When driving by the local superstore, or some residential housing, you may notice some buildings don’t have the archetypical triangle protecting them from water accumulation. Somehow, flat roofs exist without causing any significant problems.
The question remains, why do some residents still prefer flat roofs? Won’t water from rain and snow pool up in the roof’s center and cause massive amounts of damage to the structure? What about other debris that lands on it?
Despite its unpopular appearance, there is a functional reason for the existence of flat roofing. There are also some creative advantages that flat roofs have over standard roofing.
When considering a building project, sometimes the most important factors that go into the materials and design can be summarized in one word: Cost-efficiency.

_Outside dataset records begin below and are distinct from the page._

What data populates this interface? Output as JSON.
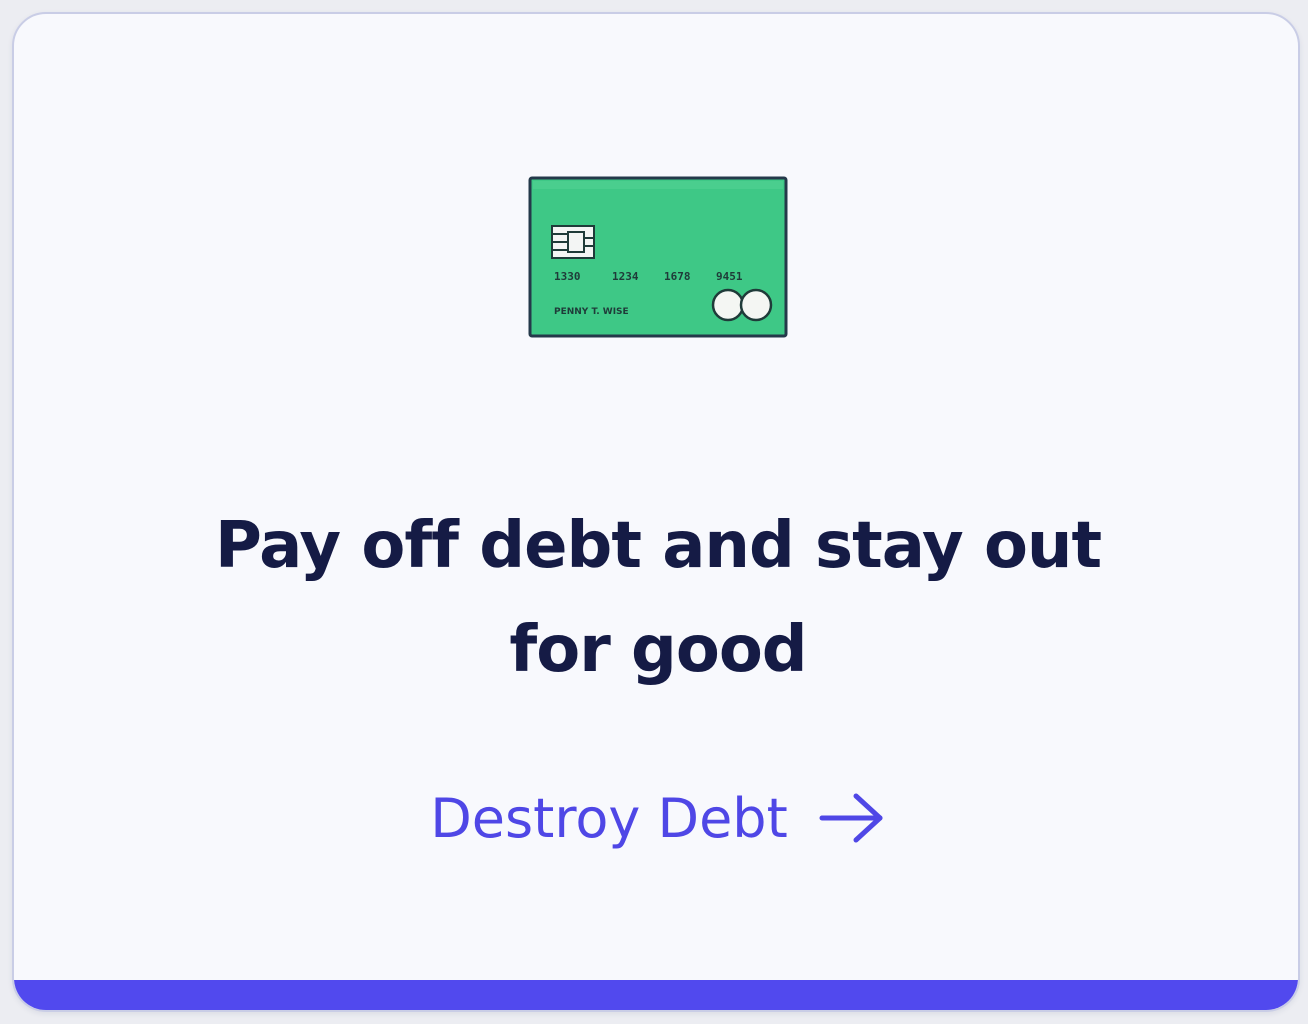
{
  "card": {
    "illustration": {
      "icon": "credit-card-icon",
      "card_color": "#3ec886",
      "number_groups": [
        "1330",
        "1234",
        "1678",
        "9451"
      ],
      "holder_name": "PENNY T. WISE"
    },
    "headline_line1": "Pay off debt and stay out",
    "headline_line2": "for good",
    "cta_label": "Destroy Debt",
    "cta_icon": "arrow-right-icon",
    "accent_color": "#5149ee",
    "text_color": "#151b45"
  }
}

Some homeowners and commercial enterprises want their roofs to be as affordable as possible. On the other hand, they want the top to be reliable long enough not to be an immediate problem.
Flat roofs are by far the cheapest and fastest design to build. This is because flat roofs lack the intricate support structures of a regular roof. Therefore, they don’t require as much material and expertise to make. Visit our website for more information on economical roofing solutions.

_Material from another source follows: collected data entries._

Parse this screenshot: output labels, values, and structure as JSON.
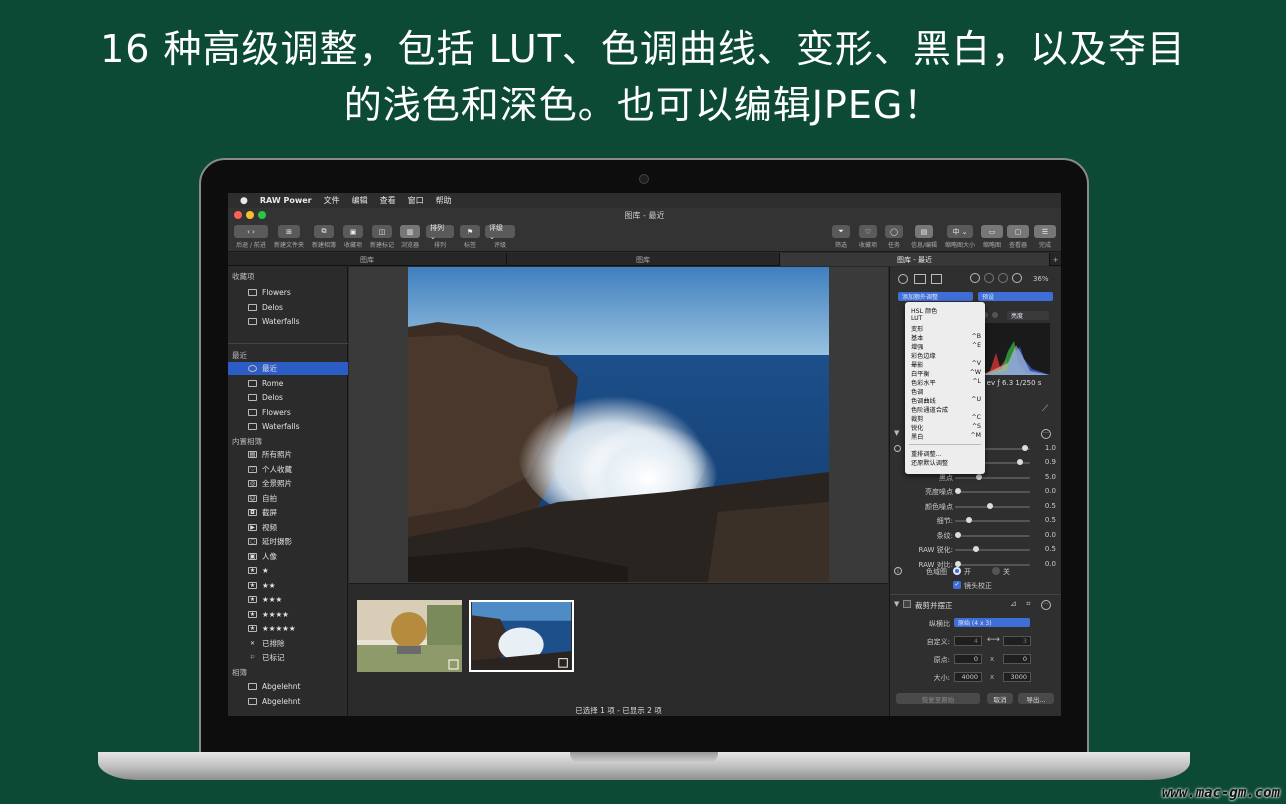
{
  "headline": {
    "line1": "16 种高级调整，包括 LUT、色调曲线、变形、黑白，以及夺目",
    "line2": "的浅色和深色。也可以编辑JPEG！"
  },
  "menubar": {
    "apple": "",
    "app": "RAW Power",
    "items": [
      "文件",
      "编辑",
      "查看",
      "窗口",
      "帮助"
    ]
  },
  "window": {
    "title": "图库 - 最近"
  },
  "toolbar": {
    "left": [
      {
        "btn": "‹ ›",
        "label": "后退 / 前进"
      },
      {
        "btn": "⊞",
        "label": "新建文件夹"
      },
      {
        "btn": "⧉",
        "label": "新建相簿"
      },
      {
        "btn": "▣",
        "label": "收藏项"
      },
      {
        "btn": "◫",
        "label": "新建标记"
      },
      {
        "btn": "▥",
        "label": "浏览器"
      },
      {
        "btn": "排列 ⌄",
        "label": "排列"
      },
      {
        "btn": "⚑",
        "label": "标签"
      },
      {
        "btn": "评级 ⌄",
        "label": "评级"
      }
    ],
    "right": [
      {
        "btn": "⏷",
        "label": "筛选"
      },
      {
        "btn": "♡",
        "label": "收藏项"
      },
      {
        "btn": "◯",
        "label": "任务"
      },
      {
        "btn": "▤",
        "label": "信息/编辑"
      },
      {
        "btn": "中 ⌄",
        "label": "缩略图大小"
      },
      {
        "btn": "▭",
        "label": "缩略图"
      },
      {
        "btn": "▢",
        "label": "查看器"
      },
      {
        "btn": "☰",
        "label": "完成"
      }
    ]
  },
  "tabs": [
    "图库",
    "图库",
    "图库 - 最近"
  ],
  "sidebar": {
    "favorites_header": "收藏项",
    "favorites": [
      "Flowers",
      "Delos",
      "Waterfalls"
    ],
    "recent_header": "最近",
    "recent": [
      "最近",
      "Rome",
      "Delos",
      "Flowers",
      "Waterfalls"
    ],
    "builtin_header": "内置相簿",
    "builtin": [
      {
        "icon": "▤",
        "label": "所有照片"
      },
      {
        "icon": "♡",
        "label": "个人收藏"
      },
      {
        "icon": "◎",
        "label": "全景照片"
      },
      {
        "icon": "☺",
        "label": "自拍"
      },
      {
        "icon": "◘",
        "label": "截屏"
      },
      {
        "icon": "▶",
        "label": "视频"
      },
      {
        "icon": "◌",
        "label": "延时摄影"
      },
      {
        "icon": "▣",
        "label": "人像"
      },
      {
        "icon": "★",
        "label": "★"
      },
      {
        "icon": "★",
        "label": "★★"
      },
      {
        "icon": "★",
        "label": "★★★"
      },
      {
        "icon": "★",
        "label": "★★★★"
      },
      {
        "icon": "★",
        "label": "★★★★★"
      },
      {
        "icon": "✕",
        "label": "已排除"
      },
      {
        "icon": "⚐",
        "label": "已标记"
      }
    ],
    "albums_header": "相簿",
    "albums": [
      "Abgelehnt",
      "Abgelehnt"
    ]
  },
  "status": "已选择 1 项 - 已显示 2 项",
  "right_panel": {
    "zoom": "36%",
    "add_adjustment": "添加额外调整",
    "preset": "预设",
    "brightness": "亮度",
    "exif": "0 ev  ƒ 6.3  1/250 s",
    "menu": [
      {
        "label": "HSL 颜色",
        "key": ""
      },
      {
        "label": "LUT",
        "key": ""
      },
      {
        "label": "变形",
        "key": ""
      },
      {
        "label": "基本",
        "key": "^B"
      },
      {
        "label": "增强",
        "key": "^E"
      },
      {
        "label": "彩色边缘",
        "key": ""
      },
      {
        "label": "晕影",
        "key": "^V"
      },
      {
        "label": "白平衡",
        "key": "^W"
      },
      {
        "label": "色彩水平",
        "key": "^L"
      },
      {
        "label": "色调",
        "key": ""
      },
      {
        "label": "色调曲线",
        "key": "^U"
      },
      {
        "label": "色阶通道合成",
        "key": ""
      },
      {
        "label": "裁剪",
        "key": "^C"
      },
      {
        "label": "锐化",
        "key": "^S"
      },
      {
        "label": "黑白",
        "key": "^M"
      }
    ],
    "menu_extra": [
      "重排调整...",
      "还原默认调整"
    ],
    "sliders": [
      {
        "label": "",
        "value": "1.0",
        "pos": 0.95
      },
      {
        "label": "",
        "value": "0.9",
        "pos": 0.88
      },
      {
        "label": "黑点",
        "value": "5.0",
        "pos": 0.3
      },
      {
        "label": "亮度噪点",
        "value": "0.0",
        "pos": 0.0
      },
      {
        "label": "颜色噪点",
        "value": "0.5",
        "pos": 0.45
      },
      {
        "label": "细节:",
        "value": "0.5",
        "pos": 0.15
      },
      {
        "label": "条纹:",
        "value": "0.0",
        "pos": 0.0
      },
      {
        "label": "RAW 锐化:",
        "value": "0.5",
        "pos": 0.25
      },
      {
        "label": "RAW 对比:",
        "value": "0.0",
        "pos": 0.0
      }
    ],
    "gamut_label": "色域图",
    "gamut_on": "开",
    "gamut_off": "关",
    "lens_label": "镜头校正",
    "crop_header": "裁剪并摆正",
    "aspect_label": "纵横比",
    "aspect_value": "原始 (4 x 3)",
    "custom_label": "自定义:",
    "custom_w": "4",
    "custom_h": "3",
    "origin_label": "原点:",
    "origin_x": "0",
    "origin_y": "0",
    "size_label": "大小:",
    "size_w": "4000",
    "size_h": "3000",
    "x_sep": "x",
    "restore_btn": "恢复至原始",
    "cancel_btn": "取消",
    "export_btn": "导出..."
  },
  "watermark": "www.mac-gm.com"
}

Inexpensive “tile” options contribute to the cost-effectiveness of flat roofing. They are limited to a few specific types, which fall under the “rolled roofing” category. Flat roofs use sheets of either rubber, Bitumen, EPDM rubber, or TPO (thermoplastic olefin). PVC (polyvinyl chloride) is another popular option.
Each of these types have different properties. However, the advantages and disadvantages are fairly similar. Rubber, TPO, PVC and Bitumen are good insulators of heat and weather-resistant for at least ten years.
While the materials are affordable in comparison to pitched roofs, flat roofing can become expensive if you’re dealing with large surface areas. Also, materials like TPO and PVC require special expert installation and equipment.
The main disadvantage of flat roofing is the water build-up from a lack of filtration. Puddles tend to form and remain on sections of the roof, especially in areas where tiles are slightly uneven.
Many flat roofs contain internal drainage systems to counter this disadvantage. The drains are set near the middle/ side areas to prevent what is called “ponding.” Other troughs (or scuppers) can be added to the edge, though ponding is still most likely to occur in the center, destroying the material and causing leaks over time if not treated. Water should not accumulate on a roof longer than 72 hours.
Just for fun, we’ve decided to include a few ideas for how you can use a flat roof creatively. These might impact your roofing decision.
An exciting solution to ponding (the flat roof’s most significant disadvantage) is to go the environmental route with a sod top. Sod roofs, or “green roofs,” are widespread for flat-roofed buildings and involve growing a patch of grass in place of traditional roofing materials.
These living roofs come in 3 types depending upon the medium grown. Typically various sedums are grown & installed in modular trays that are connected. They’re able to withstand harsh conditions and minimize water loss.
In other words, it is possible to convert a bland, flat roof into a garden. Even without a garden, green roofs provide an exciting and efficient material.
Flat roofs also have an extra key feature- that being space. Most sloped roofs require special fastenings and creative solutions to install certain features like air conditioners. They are also very dangerous to walk on. Flat roofs are safe because they are flat, making it possible to climb/ store external items on top of it with little worry.
Another innovative feature of a flat roof is its possible use as a patio or porch. Most sloped roofs require extra modifications to build an elevated outdoor section, whereas flat roofs are pleasing just as is.
To conclude, flat roofs are not a malfunction of poor or cheap planning. These roofs do have certain practicality to them. It is still essential to understand these systems’ unique physiology and applications, as they are very different from their pointy cousins.